The backlash has now reached South Korea, an advanced country whose nuclear industry is in high demand as an exporter. Sometimes citing waste disposal and economic concerns, and sometimes referencing North Korea’s nuclear tests, some South Korean political figures have called for an assertion of “nuclear sovereignty” through a novel reprocessing technique called pyroprocessing. It’s hard to avoid the impression that the idea mainly provides a way for South Korea to “catch up” with Japan, the only non-nuclear weapon state with a large stockpile of plutonium.

In principle, of course, if a variety of states wish to pursue vanity fissile-material projects, from pyroprocessing to making HEU fuel for naval reactors, then international safeguards should suffice to reassure their neighbors that these undertakings are peaceful. The deeper problem may be the bad precedents these choices make available to countries like Iran, Syria, and possibly Burma, with histories of concealing work on the nuclear fuel cycle and poor records of cooperation with safeguards inspectors. Iran has already seized on South Korea’s rationales for pyroprocessing to start its own research. These activities are at the center of Iran’s latest dispute with the International Atomic Energy Agency (IAEA).

Ripples from Iran’s fuel-cycle activities are being felt across the Middle East, and nowhere is the nonproliferation regime more at risk. Even countries with little experience in nuclear technology, like Jordan and Saudi Arabia, have started talking about enriching uranium. Washington’s major success of 2009 — convincing the United Arab Emirates to forswear the acquisition of fuel-cycle technology in a legally binding agreement — has yet to be repeated elsewhere in the region.

Maged Abdelaziz, Egypt’s U.N. ambassador, named the stakes in an interview at the end of the NPT Review Conference. “We in Egypt are against even the presence of nuclear weapons in our region,” he told Global Security Newswire. “But if others will acquire nuclear weapons — and if others are going to use these nuclear weapons to acquire status in the region of the Middle East — let me tell you, we are not going to accept to be second-class citizens in the region of the Middle East.” Egypt is probably not the only country whose leaders feel this way.
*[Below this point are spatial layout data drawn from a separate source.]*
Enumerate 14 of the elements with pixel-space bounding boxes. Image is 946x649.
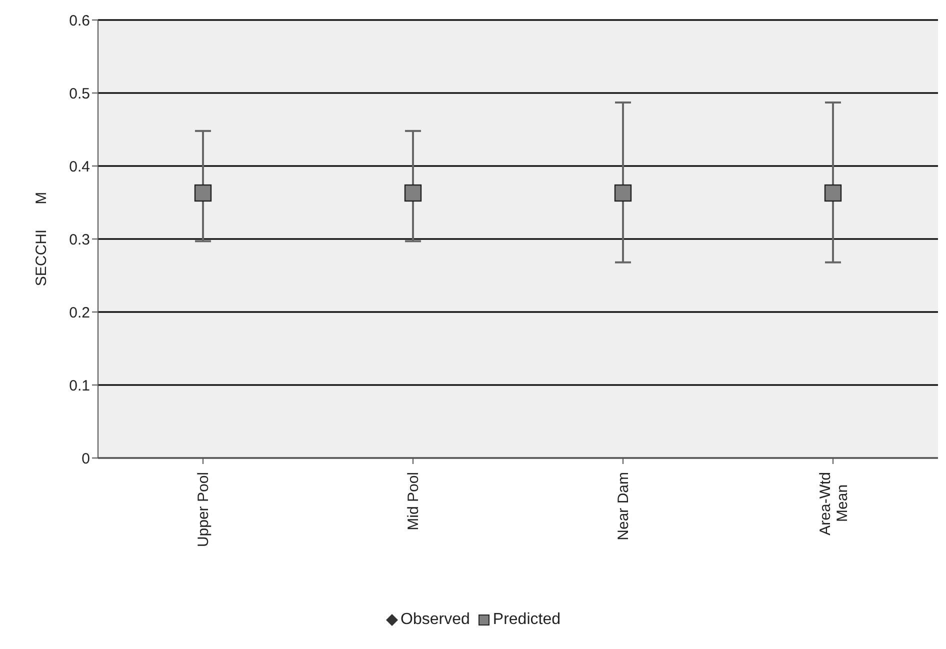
y-tick-label: 0.1 — [69, 377, 90, 394]
y-tick-label: 0.6 — [69, 12, 90, 30]
x-tick-label: Upper Pool — [195, 472, 212, 548]
y-tick-label: 0 — [82, 450, 90, 468]
y-tick-label: 0.5 — [69, 85, 90, 102]
y-axis-title: SECCHI M — [33, 192, 50, 286]
y-tick-label: 0.4 — [69, 158, 90, 176]
y-tick-label: 0.2 — [69, 304, 90, 322]
x-tick-label: Mid Pool — [405, 472, 422, 530]
legend-label: Observed — [400, 611, 470, 629]
y-tick-label: 0.3 — [69, 231, 90, 248]
legend-label: Predicted — [492, 611, 560, 629]
x-tick-label: Near Dam — [615, 472, 632, 540]
x-tick-label: Area-Wtd Mean — [817, 472, 851, 536]
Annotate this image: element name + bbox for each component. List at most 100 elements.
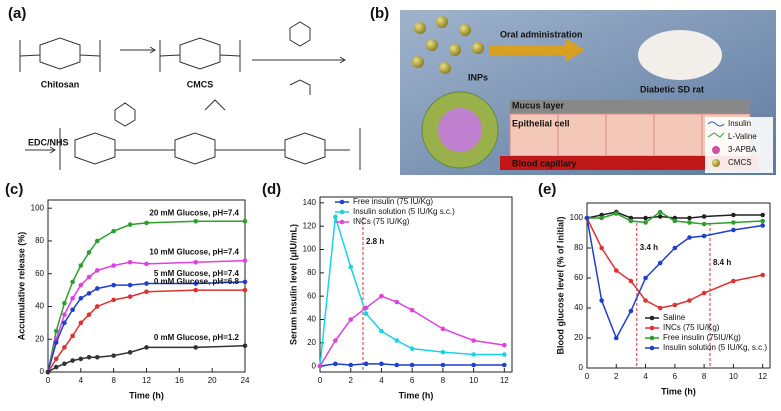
y-tick-label: 0 — [40, 367, 45, 376]
data-point — [440, 362, 446, 368]
data-point — [657, 214, 663, 219]
data-point — [111, 353, 116, 358]
series-label: 20 mM Glucose, pH=7.4 — [149, 208, 239, 217]
data-point — [731, 278, 736, 284]
legend-label: Insulin solution (5 IU/Kg s.c.) — [353, 207, 455, 216]
y-tick-label: 100 — [303, 245, 317, 254]
legend-label: 3-APBA — [728, 145, 757, 154]
data-point — [111, 282, 116, 288]
data-point — [628, 218, 634, 224]
x-axis-label: Time (h) — [399, 390, 434, 400]
data-point — [53, 364, 59, 370]
x-tick-label: 0 — [318, 376, 323, 385]
x-tick-label: 12 — [500, 376, 509, 385]
data-point — [70, 295, 75, 301]
series-line — [47, 281, 246, 373]
compound-label: CMCS — [187, 79, 214, 89]
panel-label: (c) — [5, 181, 23, 198]
data-point — [144, 261, 149, 267]
data-point — [242, 258, 248, 263]
data-point — [53, 356, 59, 362]
legend-marker — [339, 199, 345, 205]
data-point — [348, 317, 354, 322]
plot-frame — [319, 196, 513, 373]
legend-label: L-Valine — [728, 132, 757, 141]
data-point — [760, 272, 765, 278]
y-tick-label: 120 — [303, 221, 317, 230]
data-point — [409, 346, 415, 351]
nanoparticle-core — [438, 108, 482, 152]
plot-frame — [586, 202, 771, 369]
data-point — [409, 362, 415, 368]
y-tick-label: 20 — [35, 334, 44, 343]
data-point — [144, 220, 149, 226]
y-tick-label: 40 — [574, 303, 583, 312]
data-point — [643, 215, 648, 221]
data-point — [86, 250, 92, 255]
y-tick-label: 0 — [312, 361, 317, 370]
x-axis-label: Time (h) — [661, 386, 696, 396]
y-tick-label: 80 — [35, 236, 44, 245]
data-point — [317, 363, 323, 369]
data-point — [62, 320, 67, 326]
data-point — [127, 222, 133, 227]
legend-symbol — [707, 121, 725, 127]
data-point — [70, 307, 75, 313]
data-point — [127, 350, 133, 355]
legend-label: INCs (75 IU/Kg) — [353, 217, 410, 226]
series-line — [586, 217, 763, 309]
data-point — [78, 320, 84, 326]
data-point — [333, 338, 338, 343]
data-point — [86, 274, 92, 280]
data-point — [144, 281, 149, 286]
x-tick-label: 6 — [673, 372, 678, 381]
arrowhead — [49, 146, 56, 154]
scene-label: Diabetic SD rat — [640, 84, 704, 94]
legend-label: Insulin — [728, 119, 751, 128]
data-point — [62, 345, 67, 350]
x-tick-label: 12 — [758, 372, 767, 381]
data-point — [502, 352, 507, 357]
legend-marker — [339, 219, 345, 225]
scene-label: Mucus layer — [512, 100, 565, 110]
data-point — [127, 294, 133, 299]
x-tick-label: 20 — [208, 376, 217, 385]
x-tick-label: 4 — [643, 372, 648, 381]
y-tick-label: 40 — [35, 302, 44, 311]
legend-label: Free insulin (75IU/Kg) — [663, 333, 741, 342]
data-point — [86, 291, 92, 296]
y-axis-label: Blood glucose level (% of initial) — [555, 216, 565, 354]
data-point — [193, 345, 199, 350]
data-point — [242, 279, 248, 285]
data-point — [394, 299, 400, 305]
reaction-arrow — [120, 49, 345, 61]
data-point — [78, 356, 84, 362]
legend-label: INCs (75 IU/Kg) — [663, 323, 720, 332]
x-tick-label: 6 — [410, 376, 415, 385]
data-point — [687, 220, 692, 225]
blood-capillary — [500, 156, 758, 170]
data-point — [348, 362, 354, 368]
data-point — [657, 209, 663, 215]
data-point — [643, 298, 648, 303]
nanoparticles — [412, 16, 484, 74]
x-tick-label: 2 — [348, 376, 353, 385]
data-point — [70, 279, 75, 285]
x-tick-label: 16 — [175, 376, 184, 385]
reagent-label: EDC/NHS — [28, 137, 69, 147]
data-point — [687, 298, 692, 303]
series-line — [47, 220, 245, 373]
panel-label: (e) — [538, 181, 556, 198]
data-point — [613, 211, 619, 216]
y-tick-label: 60 — [307, 291, 316, 300]
data-point — [687, 215, 692, 221]
data-point — [672, 218, 678, 224]
data-point — [94, 304, 100, 309]
data-point — [53, 328, 59, 334]
data-point — [62, 361, 67, 367]
data-point — [394, 362, 400, 368]
data-point — [193, 287, 199, 293]
y-tick-label: 20 — [307, 338, 316, 347]
data-point — [643, 275, 648, 281]
data-point — [45, 369, 51, 375]
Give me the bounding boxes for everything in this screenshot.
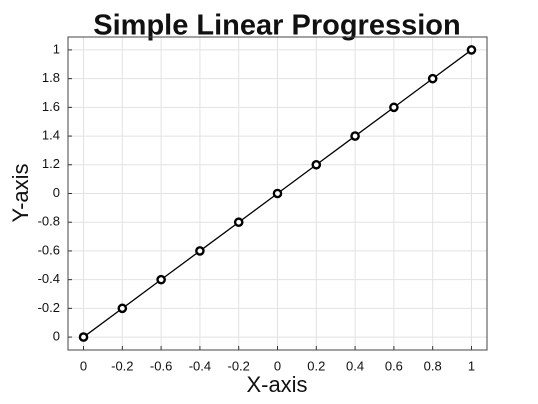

On the positive side of the ledger, most of the countries now insisting on a right to acquire nuclear fuel-cycle technologies are not actually rushing out to do so. It is complex and expensive technology, and it is difficult to acquire without help. Nor will the world’s most advanced countries provide that help; in late June, they reaffirmed a commitment against transferring enrichment or reprocessing technology to countries without them.

But recognizing that the trend is moving in the wrong direction, those governments that are most committed to nonproliferation should gird their loins for a long struggle. Without a strong international consensus, these issues won’t be decided in bodies like the NSG or future NPT Review Conferences. Instead, the fight to stop the spread of enrichment and reprocessing will take place in bilateral relations between many countries over many years.

As a result, the single most constructive step that governments might take now is to elevate their nonproliferation bureaus to the high level of authority consistent with the importance of the issue to national and international security. For most of the Cold War and a decade afterward, the U.S. Arms Control and Disarmament Agency played this crucial role. When other bureaucracies may favor other priorities in dealing with partner countries, having an independent agency that can advocate for nonproliferation at the highest levels may make all the difference. Not doing so, over the long haul, could mean losing the fight for fissile-material control.